Bushnell Digital Camera
($369 at B&H; 212-444-6615)
The camouflage pattern adds a guerrilla frisson to any surveillance activity. It has a night-vision function handy for capturing after-hours shenanigans.

Photo: Davies + Starr

The DVR Remote Surveillance system
(from $2,300 at Spy Shops, Inc.; 212-686-8890)
Use this device to send your video surveillance—you do have a nanny cam, don’t you?—through your mobile phone, letting you keep tabs wherever you go.
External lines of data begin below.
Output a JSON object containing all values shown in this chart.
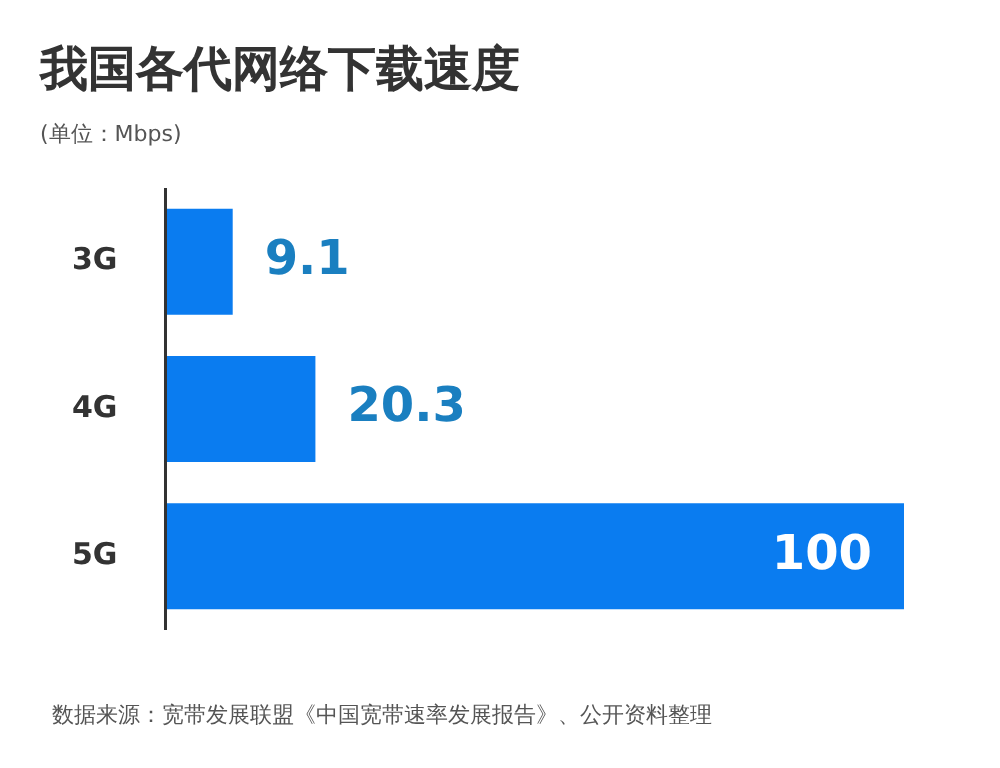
{
  "chart_data": {
    "type": "bar",
    "orientation": "horizontal",
    "title": "我国各代网络下载速度",
    "subtitle": "(单位：Mbps)",
    "categories": [
      "3G",
      "4G",
      "5G"
    ],
    "values": [
      9.1,
      20.3,
      100
    ],
    "color": "#0a7cf0",
    "data_labels": true,
    "legend": false,
    "annotations": [
      "数据来源：宽带发展联盟《中国宽带速率发展报告》、公开资料整理"
    ]
  }
}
Photo: Courtesy of Radio Shack

Recorder Control
($26.99 at radioshack.com)
To bug a call, plug this gizmo into a phone and a tape recorder—voilà. Or get Spy Shop’s SS-65 digital recorder ($349), which silently tapes up to 65 hours of conversation (or tantric phone sex).

Beyond Google
How to cybersearch anybody.
By Rachel Wolff

Here’s what you know about the nice guy from the bar last night: His name is Bob Smith, and he’s from Flossmoor, Illinois, but lives on the Upper East Side. First, get his possible Zip Codes (at NYC.gov): 10021, 10028, or 10029. To be safe, check the National Sex Offender Public Registry (nsopr.gov). It’s a search–by–Zip Code site with picture and identifying information (height, weight, ethnicity, scars, tattoos) for each registered offender. Continue to Infospace to see if there are any addresses listed for a Bob (or Robert) Smith in one of those zip codes. To assure that he is, in fact, single, go to MyFamily; its People Finder has listings that contain the names of all residents under one name at a particular address. Does he own or rent? The Automated City Register Information System (nyc.gov/html/dof/html/jump/acris.shtml) is a very easy-to-use database of deeds, mortgage payments, and co-op agreements dating back to 1966. PropertyShark requires registration, but it’s free, and you’ll see when and for how much he bought. Don’t forget MySpace! Filter the search by Zip Code for more-concise results. Scrutinize his profile for alma maters, professional affiliations, and a personal e-mail address that can then be used to search for incriminating photos on Snapfish or Flickr. Blog-search with Technorati or IceRocket, using the hobbies and interests you’ve found. If you decide to dig into Friendster, Livejournal, Piczo, and Bebo, you’ll have to create aliases; ditto for Classmates or Alumni.net. Still not sure? IRBSearch offers à la carte services priced, for the most part, under $5. Here you can run searches for juicy tidbits like concealed-weapons permits, an FAA pilot’s license, or a divorce.